The action that we select on time-step t,

is the greedy action with probability

one minus epsilon or

is a random action with probability epsilon.

We can demonstrate the effectiveness of

Epsilon-Greedy action selection on

the 10-arm Testbed from the textbook.

The 10-arm banner problem has 10 actions

here shown along the X-axis.

On the Y-axis, we'll show the distribution of rewards.

Each reward is sampled from a normal distribution with

some mean q star of a and variance one.

Each q star of a is drawn from

a normal distribution with mean zero and variance one.

Each time we run the 10-arm Testbed q star

will be redrawn from a normal distribution.

Notice how much randomness

is involved in this experiment.

Q star is randomly sampled from a normal distribution.

The rewards are randomly sampled based on q star,

and the actions are randomly taken on exploration steps.

To fairly compared different algorithmic choices,

we will need to perform many independent runs.

Let's take a look at a single run of

an Epsilon-Greedy agent in the 10-arm Testbed.

For this agent, we set epsilon equal to 0.1.

The time-step is on the X-axis.

The Y-axis is the reward received on that time-step.

Notice how noisy this curve is with several sharp peaks.
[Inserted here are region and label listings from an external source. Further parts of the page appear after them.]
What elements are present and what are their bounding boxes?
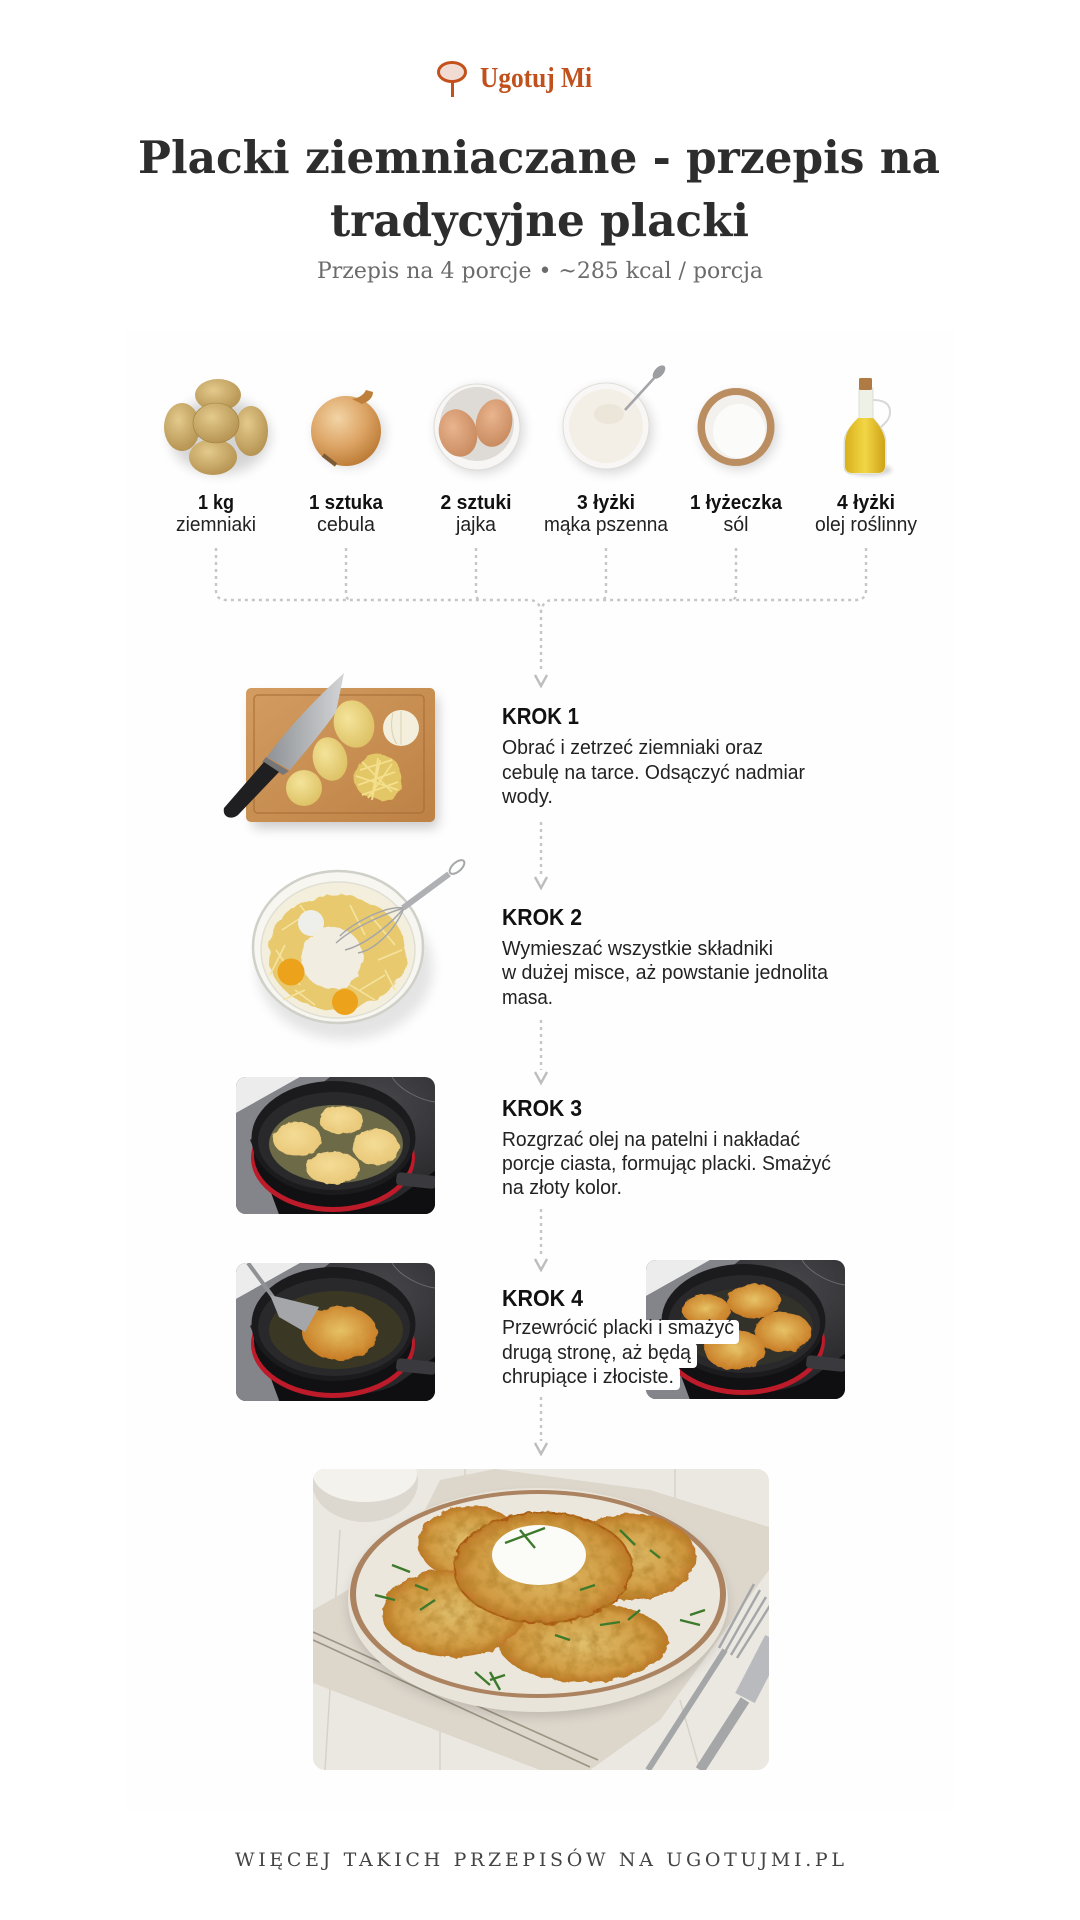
step 4 photo: fried fritters (646, 1260, 847, 1400)
title (138, 131, 940, 247)
dill (375, 1528, 705, 1690)
ingredient label: salt: sól (724, 514, 748, 536)
logo wordmark: Ugotuj Mi (480, 63, 592, 94)
step 4 description with highlight boxes: drugą stronę, aż będą (502, 1342, 692, 1364)
infographic canvas (140, 61, 939, 1870)
sour cream (492, 1525, 586, 1585)
icon: eggs in bowl (433, 384, 523, 473)
logo icon: magnifier spoon (438, 62, 466, 97)
ingredient label: flour: 3 łyżki (577, 492, 635, 514)
subtitle: Przepis na 4 porcje • ~285 kcal / porcja (317, 259, 763, 284)
step 1 illustration: cutting board (224, 673, 438, 828)
ingredient label: onion: cebula (317, 514, 376, 536)
step 2 text: masa. (502, 987, 553, 1009)
step 1 text: cebulę na tarce. Odsączyć nadmiar (502, 762, 805, 784)
arrow: step 2 to 3 (535, 1020, 547, 1083)
step 2 text: KROK 2 (502, 904, 582, 930)
ingredient label: eggs (440, 492, 512, 536)
step 2 text (501, 904, 829, 1009)
ingredient label: potatoes: 1 kg (198, 492, 234, 514)
ingredient label: potatoes (176, 492, 256, 536)
step 3 text (502, 1095, 831, 1199)
panel: ingredients (164, 363, 917, 536)
ingredient label: oil (815, 492, 917, 536)
icon: potatoes (164, 379, 270, 475)
logo (438, 62, 592, 97)
ingredient label: oil: 4 łyżki (837, 492, 895, 514)
step 3 text: porcje ciasta, formując placki. Smażyć (502, 1153, 831, 1175)
ingredient label: onion (309, 492, 384, 536)
cutlery (648, 1584, 775, 1770)
step 4 description with highlight boxes: Przewrócić placki i smażyć (502, 1317, 734, 1339)
ingredient label: onion: 1 sztuka (309, 492, 384, 514)
title: tradycyjne placki (330, 194, 749, 247)
fritters (382, 1506, 696, 1682)
step 1 text (501, 703, 805, 808)
step 4 description with highlight boxes (502, 1317, 739, 1390)
icon: onion (311, 390, 385, 467)
title: Placki ziemniaczane - przepis na (138, 131, 940, 184)
step 1 text: Obrać i zetrzeć ziemniaki oraz (502, 737, 763, 759)
step 3 text: na złoty kolor. (502, 1177, 622, 1199)
arrow: step 3 to 4 (535, 1209, 547, 1270)
finished dish photo (312, 1442, 775, 1770)
napkin (313, 1469, 769, 1770)
ingredient label: salt (690, 492, 783, 536)
ingredient label: potatoes: ziemniaki (176, 514, 256, 536)
step 2 illustration: bowl with whisk (253, 858, 467, 1040)
step 4 description with highlight boxes: chrupiące i złociste. (502, 1366, 674, 1388)
ingredient label: salt: 1 łyżeczka (690, 492, 783, 514)
faint background panel (125, 330, 955, 1810)
step 3 text: Rozgrzać olej na patelni i nakładać (502, 1129, 800, 1151)
step 2 text: w dużej misce, aż powstanie jednolita (501, 962, 829, 984)
step 3 photo: pan with raw fritters (236, 1077, 437, 1217)
step 4 heading: KROK 4 (502, 1285, 583, 1311)
ingredient label: eggs: jajka (455, 514, 497, 536)
step 2 text: Wymieszać wszystkie składniki (502, 938, 773, 960)
arrow: step 1 to 2 (535, 822, 547, 888)
sour cream bowl (313, 1469, 418, 1522)
icon: salt bowl (698, 388, 777, 469)
arrow: step 4 to finished dish (535, 1397, 547, 1454)
footer: WIĘCEJ TAKICH PRZEPISÓW NA UGOTUJMI.PL (235, 1848, 844, 1871)
ingredient label: flour: mąka pszenna (544, 514, 669, 536)
step 3 text: KROK 3 (502, 1095, 582, 1121)
icon: oil bottle (844, 378, 892, 476)
ingredient label: oil: olej roślinny (815, 514, 917, 536)
step 4 photo: flipping fritter (236, 1263, 437, 1403)
icon: flour with spoon (563, 363, 668, 473)
ingredient label: eggs: 2 sztuki (440, 492, 512, 514)
connector: ingredients to step 1 (216, 548, 866, 686)
step 1 text: wody. (501, 786, 553, 808)
ingredient label: flour (544, 492, 669, 536)
plate (346, 1573, 730, 1720)
step 1 text: KROK 1 (502, 703, 579, 729)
We see a slight upward trend

in the center of these peaks.

But with this amount of noise,

it is hard to make any conclusions.

If we run another agent with a different random seed,

we get another noisy curve,

and a third run.

For every time-step, we can take the average of each

of these three rewards we've seen on that time-step.

This will produce a single line that represents

the average reward received for each of these three runs.
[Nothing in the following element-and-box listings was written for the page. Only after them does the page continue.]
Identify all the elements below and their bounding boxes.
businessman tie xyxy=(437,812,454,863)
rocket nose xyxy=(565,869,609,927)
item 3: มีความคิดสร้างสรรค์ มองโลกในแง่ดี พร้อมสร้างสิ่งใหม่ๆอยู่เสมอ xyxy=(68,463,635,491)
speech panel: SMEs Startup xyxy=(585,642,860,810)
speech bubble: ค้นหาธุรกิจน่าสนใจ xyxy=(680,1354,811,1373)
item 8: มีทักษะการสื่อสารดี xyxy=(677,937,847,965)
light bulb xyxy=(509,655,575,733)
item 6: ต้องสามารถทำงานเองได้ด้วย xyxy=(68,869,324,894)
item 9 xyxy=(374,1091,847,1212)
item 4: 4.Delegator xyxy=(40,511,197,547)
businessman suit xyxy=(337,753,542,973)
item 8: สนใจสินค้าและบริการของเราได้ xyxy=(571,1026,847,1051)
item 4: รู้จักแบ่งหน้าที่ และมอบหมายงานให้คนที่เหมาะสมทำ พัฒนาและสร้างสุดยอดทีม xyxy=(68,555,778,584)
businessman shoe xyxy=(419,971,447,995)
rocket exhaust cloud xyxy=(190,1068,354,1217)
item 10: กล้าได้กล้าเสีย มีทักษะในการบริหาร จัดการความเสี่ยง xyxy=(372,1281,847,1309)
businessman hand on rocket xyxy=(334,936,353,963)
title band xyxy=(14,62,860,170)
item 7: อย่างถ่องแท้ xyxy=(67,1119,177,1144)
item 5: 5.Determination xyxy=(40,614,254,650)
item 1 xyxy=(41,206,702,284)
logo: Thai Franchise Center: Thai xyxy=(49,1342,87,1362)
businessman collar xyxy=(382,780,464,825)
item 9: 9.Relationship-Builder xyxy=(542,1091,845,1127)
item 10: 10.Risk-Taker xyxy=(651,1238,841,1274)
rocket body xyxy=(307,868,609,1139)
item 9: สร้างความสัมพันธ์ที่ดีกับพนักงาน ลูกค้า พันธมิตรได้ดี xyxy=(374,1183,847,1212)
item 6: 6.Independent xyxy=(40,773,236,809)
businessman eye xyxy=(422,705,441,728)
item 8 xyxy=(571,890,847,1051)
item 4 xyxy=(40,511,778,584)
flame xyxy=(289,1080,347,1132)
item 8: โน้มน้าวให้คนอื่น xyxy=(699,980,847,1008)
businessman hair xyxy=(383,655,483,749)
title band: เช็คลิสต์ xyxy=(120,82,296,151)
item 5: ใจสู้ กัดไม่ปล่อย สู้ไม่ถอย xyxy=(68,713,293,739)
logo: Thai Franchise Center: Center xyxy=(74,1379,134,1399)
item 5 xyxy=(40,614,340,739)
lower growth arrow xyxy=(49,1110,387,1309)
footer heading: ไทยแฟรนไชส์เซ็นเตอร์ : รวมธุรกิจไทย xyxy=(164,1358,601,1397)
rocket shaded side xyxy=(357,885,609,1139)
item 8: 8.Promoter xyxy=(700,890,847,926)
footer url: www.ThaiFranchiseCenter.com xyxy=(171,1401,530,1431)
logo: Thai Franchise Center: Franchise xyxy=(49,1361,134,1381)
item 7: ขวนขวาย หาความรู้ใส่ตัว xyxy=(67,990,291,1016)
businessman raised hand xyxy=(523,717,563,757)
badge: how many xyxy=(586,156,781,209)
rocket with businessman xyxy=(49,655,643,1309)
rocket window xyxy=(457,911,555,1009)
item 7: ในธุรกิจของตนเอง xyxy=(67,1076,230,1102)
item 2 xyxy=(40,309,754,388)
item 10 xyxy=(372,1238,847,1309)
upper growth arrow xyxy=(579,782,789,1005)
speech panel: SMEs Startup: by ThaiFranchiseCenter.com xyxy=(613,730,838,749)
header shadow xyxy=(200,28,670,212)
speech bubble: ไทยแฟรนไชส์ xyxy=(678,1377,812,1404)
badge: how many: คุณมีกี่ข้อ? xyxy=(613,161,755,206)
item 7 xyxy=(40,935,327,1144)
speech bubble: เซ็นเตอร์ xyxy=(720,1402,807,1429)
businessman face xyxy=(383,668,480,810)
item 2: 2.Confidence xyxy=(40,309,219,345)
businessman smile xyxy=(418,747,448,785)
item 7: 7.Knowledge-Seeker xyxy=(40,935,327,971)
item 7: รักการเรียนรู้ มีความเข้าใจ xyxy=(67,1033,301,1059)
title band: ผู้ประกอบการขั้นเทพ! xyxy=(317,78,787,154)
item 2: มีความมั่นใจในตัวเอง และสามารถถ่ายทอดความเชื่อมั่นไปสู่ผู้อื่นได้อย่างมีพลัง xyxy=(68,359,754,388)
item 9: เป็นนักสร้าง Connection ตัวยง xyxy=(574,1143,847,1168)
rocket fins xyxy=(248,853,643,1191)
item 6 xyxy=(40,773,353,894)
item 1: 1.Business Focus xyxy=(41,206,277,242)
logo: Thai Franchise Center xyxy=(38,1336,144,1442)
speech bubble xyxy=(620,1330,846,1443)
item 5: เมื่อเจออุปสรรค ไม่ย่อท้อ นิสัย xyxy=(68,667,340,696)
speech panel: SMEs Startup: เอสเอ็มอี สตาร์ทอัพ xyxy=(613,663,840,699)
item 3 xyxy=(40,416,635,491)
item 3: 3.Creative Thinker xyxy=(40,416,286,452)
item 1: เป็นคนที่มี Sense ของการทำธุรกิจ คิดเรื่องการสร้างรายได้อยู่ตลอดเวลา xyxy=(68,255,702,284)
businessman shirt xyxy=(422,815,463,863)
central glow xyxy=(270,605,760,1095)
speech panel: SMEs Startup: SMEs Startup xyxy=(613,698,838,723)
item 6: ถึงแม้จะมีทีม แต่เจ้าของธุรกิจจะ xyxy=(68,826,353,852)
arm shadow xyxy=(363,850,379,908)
For example, here's what happens when we

take 20 such runs and average the reward.

Notice that the spikes on

the curve are much less pronounced.

If we take 100 runs and average them together,

we see a much more clear shape to the curve.

There's a noticeable increase in reward

in the first 200 steps,

and doing this with 2,000 runs,

we get a clear picture of the performance of this method.

What this result says is that

this way of behaving obtains

this much reward in

expectation across possible stochastic outcomes.

Throughout this specialization, we

used the average performance over

many independent runs to make scientific comparisons.

Without using summary statistics like the average,

it will be difficult to make

fair comparisons between algorithms.

In this example, the random seed is

the only difference between

runs of this Epsilon-Greedy agent,

and yet the performance looks quite different.

Okay, let's go back to the experiment

on the 10-arm Testbed.

We are going to compare Epsilon-Greedy agents

with different epsilons.

Let's start by investigating

the average reward obtained by each algorithm.

The time-step is shown on the X-axis.

The average reward over 2,000 runs is on the Y-axis.

Here's the performance with epsilon equal to zero.

When epsilon is zero, the agent performs

no exploration steps only greedy steps.

Here's the performance of epsilon equals 0.01.

Notice that the average reward keeps improving over time.

This method explores one percent of the time,

and eventually converges to take in

the optimal action 99.1 percent of the time.

The agent with epsilon equal to 0.1 obtains

more reward earlier on average than the other methods.

But it plateaus after 300 steps.

In this lecture, we discussed the trade-off

between exploration and exploitation.

We also discussed Epsilon-Greedy,

which is a simple method for

balancing exploration and exploitation.

Later, we will discuss more sophisticated methods

for choosing between exploration and exploitation.